Sarah C. Eno is an American experimental particle physicist at the University of Maryland, College Park, where she is a professor of physics and UMD Distinguished Scholar–Teacher. She has participated in several large experimental collaborations in high-energy physics, including the AMY experiment at the Japanese TRISTAN particle accelerator, the DØ experiment at Fermilab in the US, the Collider Detector at Fermilab, and the Compact Muon Solenoid experiment at the Large Hadron Collider in France and Switzerland.

==Education and career==
Eno is a 1984 graduate of Gettysburg College, where she was salutatorian. She studied physics as a graduate student at the University of Rochester, earning a master's degree there in 1986 and completing her Ph.D. in 1990.

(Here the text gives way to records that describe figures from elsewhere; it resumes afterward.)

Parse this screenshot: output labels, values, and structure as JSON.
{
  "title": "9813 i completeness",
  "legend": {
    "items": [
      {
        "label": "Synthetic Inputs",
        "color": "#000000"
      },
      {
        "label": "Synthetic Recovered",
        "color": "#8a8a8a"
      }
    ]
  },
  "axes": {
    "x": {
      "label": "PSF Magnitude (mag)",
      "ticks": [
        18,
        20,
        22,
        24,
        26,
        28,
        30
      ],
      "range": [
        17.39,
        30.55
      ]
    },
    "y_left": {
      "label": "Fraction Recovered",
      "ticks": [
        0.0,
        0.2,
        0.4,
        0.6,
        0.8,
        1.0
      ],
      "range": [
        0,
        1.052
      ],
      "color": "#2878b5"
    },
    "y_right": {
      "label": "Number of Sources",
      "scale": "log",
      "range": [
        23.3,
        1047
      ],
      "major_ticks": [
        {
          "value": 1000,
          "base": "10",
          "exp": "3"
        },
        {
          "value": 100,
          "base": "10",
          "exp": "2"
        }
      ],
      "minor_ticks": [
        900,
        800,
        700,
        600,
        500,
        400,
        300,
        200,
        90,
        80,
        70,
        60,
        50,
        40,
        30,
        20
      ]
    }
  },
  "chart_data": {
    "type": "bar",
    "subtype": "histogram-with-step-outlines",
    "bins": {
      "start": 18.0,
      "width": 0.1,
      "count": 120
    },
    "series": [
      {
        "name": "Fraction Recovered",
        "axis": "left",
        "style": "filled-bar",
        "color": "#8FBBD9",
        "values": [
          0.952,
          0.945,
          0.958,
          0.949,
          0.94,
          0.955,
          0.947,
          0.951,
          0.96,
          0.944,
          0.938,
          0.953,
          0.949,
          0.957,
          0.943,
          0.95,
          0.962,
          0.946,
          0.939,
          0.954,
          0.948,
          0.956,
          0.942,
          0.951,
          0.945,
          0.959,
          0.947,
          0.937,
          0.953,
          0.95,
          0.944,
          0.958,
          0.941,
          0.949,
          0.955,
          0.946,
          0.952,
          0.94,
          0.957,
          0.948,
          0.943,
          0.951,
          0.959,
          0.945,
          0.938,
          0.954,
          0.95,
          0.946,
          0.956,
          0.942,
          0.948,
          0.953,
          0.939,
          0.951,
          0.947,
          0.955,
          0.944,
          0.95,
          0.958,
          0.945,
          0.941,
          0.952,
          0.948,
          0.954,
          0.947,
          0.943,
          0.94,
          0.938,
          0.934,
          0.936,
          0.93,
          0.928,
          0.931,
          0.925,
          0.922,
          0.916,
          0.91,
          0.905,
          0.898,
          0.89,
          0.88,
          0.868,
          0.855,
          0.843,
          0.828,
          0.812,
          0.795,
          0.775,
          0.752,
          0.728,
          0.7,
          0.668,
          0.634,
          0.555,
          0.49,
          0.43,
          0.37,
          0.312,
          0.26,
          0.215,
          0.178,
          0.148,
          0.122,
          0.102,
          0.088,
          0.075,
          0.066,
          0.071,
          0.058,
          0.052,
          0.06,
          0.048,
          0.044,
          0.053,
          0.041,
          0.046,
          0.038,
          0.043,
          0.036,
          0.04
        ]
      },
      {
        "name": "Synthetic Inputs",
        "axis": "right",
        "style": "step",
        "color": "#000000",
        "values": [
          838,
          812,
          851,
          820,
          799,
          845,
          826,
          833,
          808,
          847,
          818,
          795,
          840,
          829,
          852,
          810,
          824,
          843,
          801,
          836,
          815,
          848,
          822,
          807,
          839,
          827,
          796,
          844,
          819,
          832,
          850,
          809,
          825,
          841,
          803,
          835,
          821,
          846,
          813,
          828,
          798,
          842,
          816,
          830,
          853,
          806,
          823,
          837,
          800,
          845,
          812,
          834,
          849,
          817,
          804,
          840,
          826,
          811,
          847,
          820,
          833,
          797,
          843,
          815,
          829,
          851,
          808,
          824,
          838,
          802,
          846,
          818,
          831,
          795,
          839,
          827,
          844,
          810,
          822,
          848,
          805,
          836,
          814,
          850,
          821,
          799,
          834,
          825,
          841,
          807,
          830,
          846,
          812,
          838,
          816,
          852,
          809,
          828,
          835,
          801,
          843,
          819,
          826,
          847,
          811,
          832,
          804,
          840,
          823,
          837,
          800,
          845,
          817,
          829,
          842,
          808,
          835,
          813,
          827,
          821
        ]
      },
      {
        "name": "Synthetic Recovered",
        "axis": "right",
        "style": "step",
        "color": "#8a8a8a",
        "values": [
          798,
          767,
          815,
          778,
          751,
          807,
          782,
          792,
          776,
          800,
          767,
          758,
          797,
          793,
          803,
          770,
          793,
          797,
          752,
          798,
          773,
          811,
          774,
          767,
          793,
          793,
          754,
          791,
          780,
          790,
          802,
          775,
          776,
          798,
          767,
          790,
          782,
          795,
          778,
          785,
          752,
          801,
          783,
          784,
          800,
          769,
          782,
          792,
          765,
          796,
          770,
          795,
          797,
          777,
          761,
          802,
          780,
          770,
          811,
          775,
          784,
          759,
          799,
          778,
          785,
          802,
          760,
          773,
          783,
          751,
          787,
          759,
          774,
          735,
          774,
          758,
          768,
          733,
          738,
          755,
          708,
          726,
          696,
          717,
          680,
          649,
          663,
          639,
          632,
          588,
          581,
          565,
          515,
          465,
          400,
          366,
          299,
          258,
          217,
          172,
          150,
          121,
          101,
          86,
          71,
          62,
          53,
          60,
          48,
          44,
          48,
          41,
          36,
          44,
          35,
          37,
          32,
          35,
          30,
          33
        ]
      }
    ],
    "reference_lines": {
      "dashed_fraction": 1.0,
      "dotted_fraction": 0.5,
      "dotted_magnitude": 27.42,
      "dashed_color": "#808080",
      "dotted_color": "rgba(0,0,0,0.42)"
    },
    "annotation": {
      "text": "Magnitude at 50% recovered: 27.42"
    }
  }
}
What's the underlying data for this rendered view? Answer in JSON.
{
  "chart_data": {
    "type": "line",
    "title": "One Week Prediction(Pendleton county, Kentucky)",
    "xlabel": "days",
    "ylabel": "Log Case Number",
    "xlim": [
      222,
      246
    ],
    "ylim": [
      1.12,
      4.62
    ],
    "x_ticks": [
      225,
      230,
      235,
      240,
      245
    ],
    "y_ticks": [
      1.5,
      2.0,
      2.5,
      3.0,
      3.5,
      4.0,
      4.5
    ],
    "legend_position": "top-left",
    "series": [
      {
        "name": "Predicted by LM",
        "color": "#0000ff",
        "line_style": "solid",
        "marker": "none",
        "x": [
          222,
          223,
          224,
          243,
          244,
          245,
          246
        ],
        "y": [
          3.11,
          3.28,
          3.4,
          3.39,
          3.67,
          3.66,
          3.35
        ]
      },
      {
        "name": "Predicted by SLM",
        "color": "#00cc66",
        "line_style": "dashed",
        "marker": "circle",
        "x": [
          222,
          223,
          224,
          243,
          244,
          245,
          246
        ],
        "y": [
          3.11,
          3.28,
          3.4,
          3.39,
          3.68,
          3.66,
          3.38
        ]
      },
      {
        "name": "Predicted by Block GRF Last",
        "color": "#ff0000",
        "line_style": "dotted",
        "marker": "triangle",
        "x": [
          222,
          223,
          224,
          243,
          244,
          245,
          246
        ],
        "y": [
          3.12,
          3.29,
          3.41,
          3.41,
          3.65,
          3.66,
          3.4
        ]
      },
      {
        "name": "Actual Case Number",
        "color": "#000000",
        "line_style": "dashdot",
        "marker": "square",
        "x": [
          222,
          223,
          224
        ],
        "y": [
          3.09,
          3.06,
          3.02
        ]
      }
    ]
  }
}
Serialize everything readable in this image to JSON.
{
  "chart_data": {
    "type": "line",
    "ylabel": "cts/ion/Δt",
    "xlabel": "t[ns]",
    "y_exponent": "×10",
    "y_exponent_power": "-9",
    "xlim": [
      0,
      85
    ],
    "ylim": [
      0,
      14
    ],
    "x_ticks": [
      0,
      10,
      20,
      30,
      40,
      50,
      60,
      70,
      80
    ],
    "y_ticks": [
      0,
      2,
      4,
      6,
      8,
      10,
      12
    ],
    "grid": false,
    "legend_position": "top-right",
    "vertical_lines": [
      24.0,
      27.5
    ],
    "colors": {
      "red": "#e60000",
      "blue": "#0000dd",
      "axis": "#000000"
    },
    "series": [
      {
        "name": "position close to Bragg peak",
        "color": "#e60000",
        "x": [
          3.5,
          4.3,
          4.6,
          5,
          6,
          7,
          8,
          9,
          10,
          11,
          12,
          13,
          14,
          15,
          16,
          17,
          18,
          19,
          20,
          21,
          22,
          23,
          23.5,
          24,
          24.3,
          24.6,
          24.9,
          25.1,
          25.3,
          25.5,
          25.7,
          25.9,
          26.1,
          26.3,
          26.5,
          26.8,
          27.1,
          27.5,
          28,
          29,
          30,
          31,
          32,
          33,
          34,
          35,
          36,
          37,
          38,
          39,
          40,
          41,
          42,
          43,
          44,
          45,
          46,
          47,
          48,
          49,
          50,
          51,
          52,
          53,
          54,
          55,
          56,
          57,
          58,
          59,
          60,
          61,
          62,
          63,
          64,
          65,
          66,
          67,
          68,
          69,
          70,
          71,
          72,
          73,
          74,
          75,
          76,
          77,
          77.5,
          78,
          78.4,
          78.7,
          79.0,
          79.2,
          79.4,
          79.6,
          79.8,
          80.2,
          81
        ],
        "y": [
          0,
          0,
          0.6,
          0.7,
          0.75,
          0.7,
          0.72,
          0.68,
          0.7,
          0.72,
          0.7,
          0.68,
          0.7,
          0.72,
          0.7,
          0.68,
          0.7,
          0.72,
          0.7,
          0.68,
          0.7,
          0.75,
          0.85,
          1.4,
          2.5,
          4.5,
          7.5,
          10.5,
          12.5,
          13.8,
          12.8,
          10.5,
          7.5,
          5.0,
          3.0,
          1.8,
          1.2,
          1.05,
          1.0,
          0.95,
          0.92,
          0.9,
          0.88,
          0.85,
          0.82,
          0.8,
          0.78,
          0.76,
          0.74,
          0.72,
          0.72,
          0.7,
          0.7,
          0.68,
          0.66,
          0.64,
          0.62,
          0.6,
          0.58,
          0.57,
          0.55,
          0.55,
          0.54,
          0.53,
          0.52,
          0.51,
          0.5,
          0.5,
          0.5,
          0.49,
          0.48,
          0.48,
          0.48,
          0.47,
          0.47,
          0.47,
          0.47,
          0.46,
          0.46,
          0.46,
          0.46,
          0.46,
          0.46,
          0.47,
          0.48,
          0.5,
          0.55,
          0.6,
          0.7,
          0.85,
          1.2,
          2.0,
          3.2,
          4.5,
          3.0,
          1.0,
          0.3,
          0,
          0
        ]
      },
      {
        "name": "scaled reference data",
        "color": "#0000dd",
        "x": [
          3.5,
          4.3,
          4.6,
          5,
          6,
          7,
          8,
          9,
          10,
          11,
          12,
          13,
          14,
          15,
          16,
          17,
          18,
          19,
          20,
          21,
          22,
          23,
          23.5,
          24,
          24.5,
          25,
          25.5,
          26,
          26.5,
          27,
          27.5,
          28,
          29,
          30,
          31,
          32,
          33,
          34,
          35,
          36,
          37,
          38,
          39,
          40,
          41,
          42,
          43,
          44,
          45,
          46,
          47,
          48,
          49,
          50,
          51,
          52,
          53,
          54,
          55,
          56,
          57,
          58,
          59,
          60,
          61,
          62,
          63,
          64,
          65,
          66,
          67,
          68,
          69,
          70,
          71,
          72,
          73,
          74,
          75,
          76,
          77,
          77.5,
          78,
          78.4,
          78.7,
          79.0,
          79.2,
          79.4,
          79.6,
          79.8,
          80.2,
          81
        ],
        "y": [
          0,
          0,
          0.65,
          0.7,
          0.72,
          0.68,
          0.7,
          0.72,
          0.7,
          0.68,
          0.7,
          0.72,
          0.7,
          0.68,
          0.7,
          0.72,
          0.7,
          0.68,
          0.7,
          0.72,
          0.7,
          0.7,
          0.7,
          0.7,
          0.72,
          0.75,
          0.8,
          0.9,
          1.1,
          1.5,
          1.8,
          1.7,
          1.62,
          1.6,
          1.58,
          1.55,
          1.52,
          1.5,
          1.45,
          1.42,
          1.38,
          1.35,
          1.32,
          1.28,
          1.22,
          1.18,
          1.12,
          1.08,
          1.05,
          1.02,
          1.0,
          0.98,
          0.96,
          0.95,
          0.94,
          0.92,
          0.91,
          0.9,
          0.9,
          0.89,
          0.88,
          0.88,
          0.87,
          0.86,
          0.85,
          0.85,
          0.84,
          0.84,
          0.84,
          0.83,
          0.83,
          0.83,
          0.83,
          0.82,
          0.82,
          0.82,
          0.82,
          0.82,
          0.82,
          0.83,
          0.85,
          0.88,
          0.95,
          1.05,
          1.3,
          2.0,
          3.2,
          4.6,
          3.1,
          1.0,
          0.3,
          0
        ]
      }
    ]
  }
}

After postdoctoral research at the Enrico Fermi Institute of the University of Chicago, she joined the University of Maryland faculty in 1993. She was tenured as an associate professor in 1999, and promoted to full professor in 2005.

==Recognition==
In 2009, Eno was elected as a Fellow of the American Physical Society (APS), after a nomination from the APS Division of Particles and Fields, "for contributions in particle physics involving electroweak parameters, precision electroweak measurements, and physics beyond the Standard Model at the Tevatron". She was named to the 2021 class of Fellows of the American Association for the Advancement of Science.

The University of Maryland named her as a Distinguished Scholar–Teacher in 2014.